My mom’s nose wrinkles. “You smell like horse.”
She doesn’t mean ‘you smell like horse’; she means ‘what the hell are you doing with that horse?’, but I’m not sure what Betsy’s told her, and I’m not ready to go there just yet. “Mmmm … yes, well, we had to take Salem – that’s the horse you saw on the road – back to the barn.”
“Is everything OK?” Bless you Betsy …
“Yes, fine. Everything’s fine. And I’m starving. Let me help you get everything on the table.”
I avoid looking directly at my mom until we’re all sitting down, and then I see Betsy was right about her being too tired to cook. She has dark smudges under her eyes, and tells us about an accident on the 401, a line-up back to Ontario Street at the ferry dock. Betsy pours her a glass of wine, and Carl puts a steak on her plate, and we all help ourselves to three kinds of salad, and fresh bread.
My mom pauses, food untouched, fingers resting on her fork. “So, Meg, about this horse …”
Betsy speaks up. “I’m sorry to interrupt, Emily, but I’m sure Meg will tell you all about that later. It’s been so long since we’ve seen you, Carl and I were hoping to hear how you’ve been doing.”

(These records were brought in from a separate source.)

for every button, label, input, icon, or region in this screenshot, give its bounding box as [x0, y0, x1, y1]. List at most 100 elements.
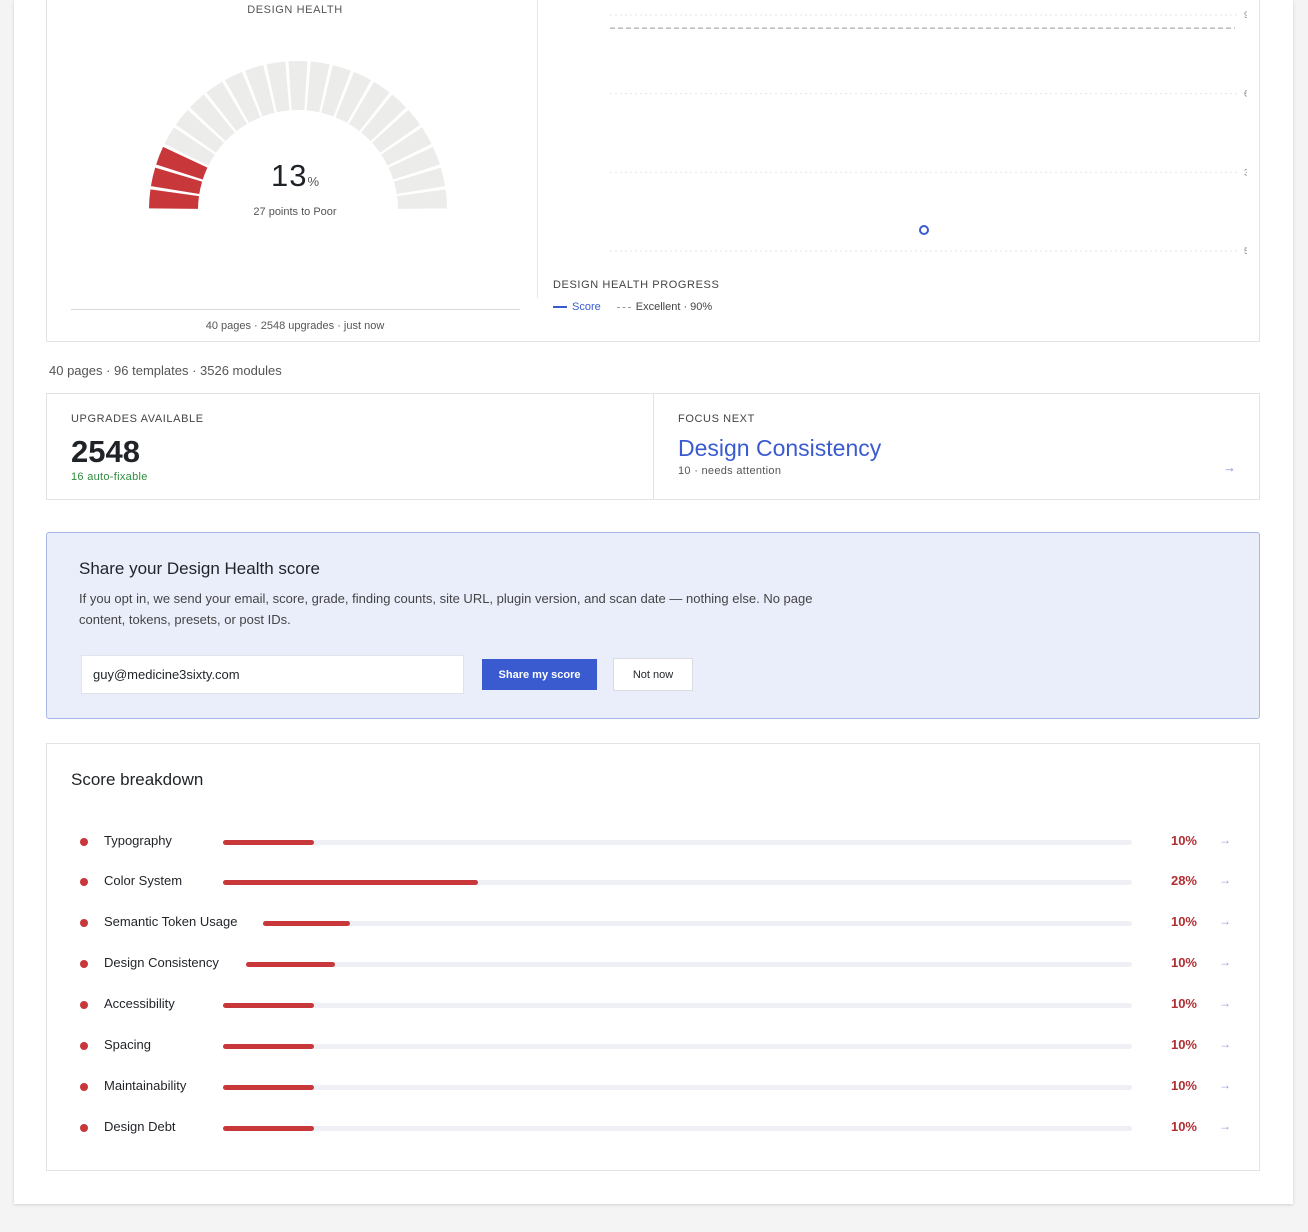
auto-fixable-count: 16 auto-fixable	[71, 471, 148, 483]
breakdown-label: Spacing	[104, 1037, 151, 1052]
site-stats: 40 pages · 96 templates · 3526 modules	[49, 363, 282, 378]
status-dot	[80, 838, 88, 846]
gauge-divider	[71, 309, 520, 310]
status-dot	[80, 1042, 88, 1050]
breakdown-row[interactable]: Design Debt 10% →	[71, 1118, 1237, 1138]
share-score-card: Share your Design Health score If you op…	[46, 532, 1260, 719]
status-dot	[80, 1083, 88, 1091]
arrow-right-icon[interactable]: →	[1219, 873, 1231, 887]
upgrades-card: UPGRADES AVAILABLE 2548 16 auto-fixable …	[46, 393, 1260, 500]
breakdown-value: 28%	[1170, 873, 1197, 888]
score-value: 13	[270, 158, 308, 193]
gauge-footer: 40 pages · 2548 upgrades · just now	[205, 320, 385, 332]
design-health-progress-chart: 95% 65% 35% 5%	[610, 10, 1247, 256]
breakdown-row[interactable]: Typography 10% →	[71, 832, 1237, 852]
breakdown-value: 10%	[1170, 914, 1197, 929]
breakdown-label: Accessibility	[104, 996, 175, 1011]
chart-legend: Score Excellent · 90%	[553, 301, 712, 313]
dashboard-page: DESIGN HEALTH 13% 27 points to Poor 40 p…	[14, 0, 1293, 1204]
breakdown-bar-fill	[223, 840, 314, 845]
status-dot	[80, 1124, 88, 1132]
chart-title: DESIGN HEALTH PROGRESS	[553, 279, 720, 291]
breakdown-bar-track	[223, 1044, 1132, 1049]
breakdown-label: Typography	[104, 833, 172, 848]
share-title: Share your Design Health score	[79, 559, 320, 578]
breakdown-value: 10%	[1170, 833, 1197, 848]
breakdown-value: 10%	[1170, 955, 1197, 970]
status-dot	[80, 878, 88, 886]
y-tick-label: 95%	[1244, 10, 1247, 20]
breakdown-bar-fill	[223, 880, 478, 885]
focus-subtext: 10 · needs attention	[678, 465, 782, 477]
breakdown-bar-fill	[246, 962, 335, 967]
gauge-subtext: 27 points to Poor	[253, 206, 337, 218]
focus-next-panel[interactable]: FOCUS NEXT Design Consistency 10 · needs…	[654, 394, 1260, 499]
legend-score-label: Score	[572, 301, 601, 313]
breakdown-value: 10%	[1170, 1119, 1197, 1134]
status-dot	[80, 919, 88, 927]
breakdown-bar-fill	[263, 921, 350, 926]
design-health-score: 13%	[47, 158, 543, 194]
design-health-gauge	[149, 60, 447, 209]
gauge-segment-empty	[288, 60, 308, 111]
breakdown-bar-track	[223, 840, 1132, 845]
breakdown-bar-fill	[223, 1044, 314, 1049]
breakdown-value: 10%	[1170, 1078, 1197, 1093]
breakdown-label: Color System	[104, 873, 183, 888]
breakdown-bar-track	[223, 1085, 1132, 1090]
arrow-right-icon[interactable]: →	[1219, 1078, 1231, 1092]
upgrades-count: 2548	[71, 434, 140, 469]
y-tick-label: 5%	[1244, 246, 1247, 256]
score-point[interactable]	[919, 225, 929, 236]
arrow-right-icon[interactable]: →	[1223, 460, 1236, 475]
y-tick-label: 65%	[1244, 89, 1247, 99]
arrow-right-icon[interactable]: →	[1219, 1119, 1231, 1133]
breakdown-label: Maintainability	[104, 1078, 187, 1093]
upgrades-available-panel: UPGRADES AVAILABLE 2548 16 auto-fixable	[47, 394, 654, 499]
legend-excellent[interactable]: Excellent · 90%	[616, 301, 713, 313]
focus-kicker: FOCUS NEXT	[678, 413, 755, 425]
breakdown-bar-track	[223, 1126, 1132, 1131]
breakdown-row[interactable]: Spacing 10% →	[71, 1036, 1237, 1056]
email-field[interactable]	[81, 655, 464, 694]
breakdown-value: 10%	[1170, 996, 1197, 1011]
breakdown-row[interactable]: Accessibility 10% →	[71, 995, 1237, 1015]
legend-score[interactable]: Score	[553, 301, 601, 313]
breakdown-row[interactable]: Color System 28% →	[71, 872, 1237, 892]
arrow-right-icon[interactable]: →	[1219, 833, 1231, 847]
upgrades-kicker: UPGRADES AVAILABLE	[71, 413, 204, 425]
arrow-right-icon[interactable]: →	[1219, 996, 1231, 1010]
arrow-right-icon[interactable]: →	[1219, 1037, 1231, 1051]
breakdown-bar-track	[263, 921, 1132, 926]
arrow-right-icon[interactable]: →	[1219, 914, 1231, 928]
focus-next-link[interactable]: Design Consistency	[678, 435, 881, 462]
legend-score-swatch	[553, 306, 567, 308]
breakdown-bar-track	[246, 962, 1132, 967]
status-dot	[80, 1001, 88, 1009]
not-now-button[interactable]: Not now	[613, 658, 693, 691]
breakdown-bar-track	[223, 1003, 1132, 1008]
legend-excellent-swatch	[616, 306, 631, 308]
breakdown-row[interactable]: Semantic Token Usage 10% →	[71, 913, 1237, 933]
score-breakdown-card: Score breakdown Typography 10% → Color Syst…	[46, 743, 1260, 1171]
share-score-button[interactable]: Share my score	[482, 659, 597, 690]
breakdown-label: Semantic Token Usage	[104, 914, 238, 929]
breakdown-row[interactable]: Maintainability 10% →	[71, 1077, 1237, 1097]
breakdown-bar-fill	[223, 1003, 314, 1008]
score-unit: %	[307, 174, 320, 189]
card-divider	[537, 0, 538, 298]
legend-excellent-label: Excellent · 90%	[635, 301, 713, 313]
y-tick-label: 35%	[1244, 167, 1247, 177]
breakdown-label: Design Debt	[104, 1119, 176, 1134]
arrow-right-icon[interactable]: →	[1219, 955, 1231, 969]
share-description: If you opt in, we send your email, score…	[79, 591, 813, 627]
breakdown-bar-fill	[223, 1085, 314, 1090]
breakdown-value: 10%	[1170, 1037, 1197, 1052]
status-dot	[80, 960, 88, 968]
breakdown-row[interactable]: Design Consistency 10% →	[71, 954, 1237, 974]
breakdown-label: Design Consistency	[104, 955, 219, 970]
design-health-label: DESIGN HEALTH	[247, 4, 343, 16]
design-health-card: DESIGN HEALTH 13% 27 points to Poor 40 p…	[46, 0, 1260, 342]
breakdown-title: Score breakdown	[71, 770, 204, 789]
breakdown-bar-track	[223, 880, 1132, 885]
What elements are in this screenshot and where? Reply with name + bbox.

My mom hesitates, then nods. “You’re right, Betsy. Meg and I can talk later.” She looks at me and raises her eyebrows, before repeating, “Later.”
I prepare for a tense, polite meal haunted by the prospect of “later”, but my mother surprises me.
She talks between bites about cases she’s working on, and the implications for her company, and the opposition from other companies. She describes the people she meets with in Washington, and New York, and makes them sound funny. The woman who won’t sit down in a meeting until she cleans the table in front of her with a Lysol wipe. The man who brings updated photos of his miniature poodles to each meeting.